This graphic novel is set in a fantastical world that combines the culture of a Southeast Asian live-in gym, a setting suggestive of “One Thousand and One Nights” supersized to mega-city scale, and some novel creative elements of the author-artist’s imagination. The protagonist, Mane, is a fighter who dreams of making it big in the big city. On the bright side, despite the prejudices against him as an outsider, Mane has the drive and talent to be a champion. However, in a universe of single-minded people (professional fighters,) his energies are split between the gym and his desire to fight for social justice. It turns out that the man leading him into a guerrilla battle against the societal elite, Fessat, is an old intra-gym rival of the gym-owner / coach, Eiam, for whom Mane is fighting.

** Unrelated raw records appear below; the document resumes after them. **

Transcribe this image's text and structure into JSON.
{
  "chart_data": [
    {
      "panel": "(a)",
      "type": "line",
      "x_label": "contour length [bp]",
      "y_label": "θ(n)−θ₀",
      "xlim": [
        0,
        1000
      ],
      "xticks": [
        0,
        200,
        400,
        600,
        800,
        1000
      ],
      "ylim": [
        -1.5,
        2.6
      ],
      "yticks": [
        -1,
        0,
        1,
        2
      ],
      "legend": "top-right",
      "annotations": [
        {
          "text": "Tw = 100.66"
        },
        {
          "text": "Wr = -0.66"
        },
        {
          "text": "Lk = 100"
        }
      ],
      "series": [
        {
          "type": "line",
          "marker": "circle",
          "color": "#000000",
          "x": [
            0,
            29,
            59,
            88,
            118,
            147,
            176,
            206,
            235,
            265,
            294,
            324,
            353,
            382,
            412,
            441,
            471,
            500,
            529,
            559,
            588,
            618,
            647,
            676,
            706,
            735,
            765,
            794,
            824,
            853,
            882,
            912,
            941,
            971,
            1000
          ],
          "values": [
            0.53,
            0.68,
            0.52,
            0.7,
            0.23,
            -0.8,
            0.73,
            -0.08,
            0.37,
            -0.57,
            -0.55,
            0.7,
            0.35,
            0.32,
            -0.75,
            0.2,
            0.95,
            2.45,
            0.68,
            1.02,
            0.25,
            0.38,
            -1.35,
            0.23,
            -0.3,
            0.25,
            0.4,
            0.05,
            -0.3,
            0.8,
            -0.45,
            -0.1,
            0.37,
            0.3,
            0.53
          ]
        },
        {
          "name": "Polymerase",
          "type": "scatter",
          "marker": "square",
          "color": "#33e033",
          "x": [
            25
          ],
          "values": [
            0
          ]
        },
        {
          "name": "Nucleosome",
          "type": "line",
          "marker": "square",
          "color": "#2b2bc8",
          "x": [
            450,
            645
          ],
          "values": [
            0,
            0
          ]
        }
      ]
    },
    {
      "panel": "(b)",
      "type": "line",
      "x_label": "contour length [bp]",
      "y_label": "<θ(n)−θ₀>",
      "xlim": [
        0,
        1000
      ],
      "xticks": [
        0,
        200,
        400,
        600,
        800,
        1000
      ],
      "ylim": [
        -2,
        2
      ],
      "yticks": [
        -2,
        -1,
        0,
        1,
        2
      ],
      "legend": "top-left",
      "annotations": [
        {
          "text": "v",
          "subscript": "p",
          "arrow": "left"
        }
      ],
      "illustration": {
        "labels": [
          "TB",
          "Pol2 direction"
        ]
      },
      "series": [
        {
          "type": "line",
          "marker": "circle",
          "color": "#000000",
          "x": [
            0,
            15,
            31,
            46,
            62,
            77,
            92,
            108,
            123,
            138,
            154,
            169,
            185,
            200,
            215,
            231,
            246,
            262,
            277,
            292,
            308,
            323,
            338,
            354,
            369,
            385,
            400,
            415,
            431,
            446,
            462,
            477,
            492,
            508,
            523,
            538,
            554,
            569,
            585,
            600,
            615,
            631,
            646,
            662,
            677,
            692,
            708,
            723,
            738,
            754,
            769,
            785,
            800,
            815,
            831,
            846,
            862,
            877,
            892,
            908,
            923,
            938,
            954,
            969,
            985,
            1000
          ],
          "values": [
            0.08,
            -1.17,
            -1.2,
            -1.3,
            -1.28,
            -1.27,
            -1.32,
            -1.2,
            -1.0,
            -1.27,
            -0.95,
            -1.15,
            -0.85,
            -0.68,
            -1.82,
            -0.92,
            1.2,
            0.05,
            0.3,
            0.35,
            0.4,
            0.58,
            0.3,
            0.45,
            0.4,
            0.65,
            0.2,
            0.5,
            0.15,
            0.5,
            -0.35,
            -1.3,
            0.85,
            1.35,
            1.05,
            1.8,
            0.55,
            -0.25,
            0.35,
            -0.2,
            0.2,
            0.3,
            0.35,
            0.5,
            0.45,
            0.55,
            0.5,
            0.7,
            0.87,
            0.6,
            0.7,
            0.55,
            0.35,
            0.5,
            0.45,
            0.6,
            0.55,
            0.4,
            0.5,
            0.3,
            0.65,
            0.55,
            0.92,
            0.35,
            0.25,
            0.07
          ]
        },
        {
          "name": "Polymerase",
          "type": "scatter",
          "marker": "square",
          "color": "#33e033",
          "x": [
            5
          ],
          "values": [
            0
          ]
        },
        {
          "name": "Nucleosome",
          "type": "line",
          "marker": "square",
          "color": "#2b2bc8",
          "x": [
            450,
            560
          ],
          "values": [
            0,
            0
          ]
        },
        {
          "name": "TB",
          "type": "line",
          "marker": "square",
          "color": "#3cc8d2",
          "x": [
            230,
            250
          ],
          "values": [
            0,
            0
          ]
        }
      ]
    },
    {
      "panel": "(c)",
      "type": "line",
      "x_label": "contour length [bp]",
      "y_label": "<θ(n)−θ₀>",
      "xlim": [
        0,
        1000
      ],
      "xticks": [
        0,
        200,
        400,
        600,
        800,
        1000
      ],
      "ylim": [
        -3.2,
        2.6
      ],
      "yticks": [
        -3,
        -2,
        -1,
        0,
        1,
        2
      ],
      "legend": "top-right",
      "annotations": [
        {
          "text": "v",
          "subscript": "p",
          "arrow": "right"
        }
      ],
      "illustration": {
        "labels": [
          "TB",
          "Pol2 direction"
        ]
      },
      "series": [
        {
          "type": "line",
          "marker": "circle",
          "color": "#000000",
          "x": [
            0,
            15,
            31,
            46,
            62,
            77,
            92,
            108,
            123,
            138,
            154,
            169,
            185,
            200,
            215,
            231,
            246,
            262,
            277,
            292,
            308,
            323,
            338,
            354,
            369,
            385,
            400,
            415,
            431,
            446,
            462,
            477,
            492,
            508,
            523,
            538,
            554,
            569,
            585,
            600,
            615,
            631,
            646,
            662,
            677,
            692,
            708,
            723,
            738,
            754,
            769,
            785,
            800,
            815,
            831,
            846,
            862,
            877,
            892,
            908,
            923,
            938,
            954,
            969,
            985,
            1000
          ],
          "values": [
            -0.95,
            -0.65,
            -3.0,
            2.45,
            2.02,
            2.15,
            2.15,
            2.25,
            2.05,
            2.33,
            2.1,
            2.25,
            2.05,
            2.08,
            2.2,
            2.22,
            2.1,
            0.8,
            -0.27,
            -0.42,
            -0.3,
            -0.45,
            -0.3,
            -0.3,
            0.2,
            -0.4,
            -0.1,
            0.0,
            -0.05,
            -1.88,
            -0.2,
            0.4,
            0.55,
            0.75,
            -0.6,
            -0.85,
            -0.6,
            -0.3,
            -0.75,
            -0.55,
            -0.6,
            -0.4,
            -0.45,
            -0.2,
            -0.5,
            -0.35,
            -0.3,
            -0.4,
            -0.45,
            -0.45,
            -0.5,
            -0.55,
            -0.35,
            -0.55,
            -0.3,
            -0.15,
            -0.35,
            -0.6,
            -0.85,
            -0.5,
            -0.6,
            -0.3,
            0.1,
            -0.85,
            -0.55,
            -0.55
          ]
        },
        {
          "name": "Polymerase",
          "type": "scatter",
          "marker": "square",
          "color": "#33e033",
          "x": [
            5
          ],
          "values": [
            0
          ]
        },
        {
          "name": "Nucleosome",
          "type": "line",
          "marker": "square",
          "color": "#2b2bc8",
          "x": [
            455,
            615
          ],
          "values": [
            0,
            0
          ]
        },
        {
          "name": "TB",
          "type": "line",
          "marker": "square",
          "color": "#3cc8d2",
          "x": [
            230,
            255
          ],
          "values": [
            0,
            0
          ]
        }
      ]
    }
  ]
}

The story is largely about Mane’s attempts to reconcile these two aspects of himself, and the travails of the bifurcated mentorship he receives from Fessat and Eiam. The fictional martial art of Pankat bears resemblance to Muay Thai / Lethwei / Pradal Serey Southeast Asian style kick-boxing, with a combination of MMA elements to appeal to the present-day reader and some creative details to make it feel more exotic.


For the most part, I found the story and character development compelling. There were some points at which it felt like there was a disjoint between the emotional displays being made and the events at hand. It’s hard to put a finger on what was off, it just felt a bit overwrought at times. Besides a desire to create a visceral story, this is probably meant to reflect Mane’s stress level, but it felt forced at times. It’s also true that Mane is a complex character – at times sympathetic and at other times an impetuous jerk.


If found this book to be enjoyable and engaging.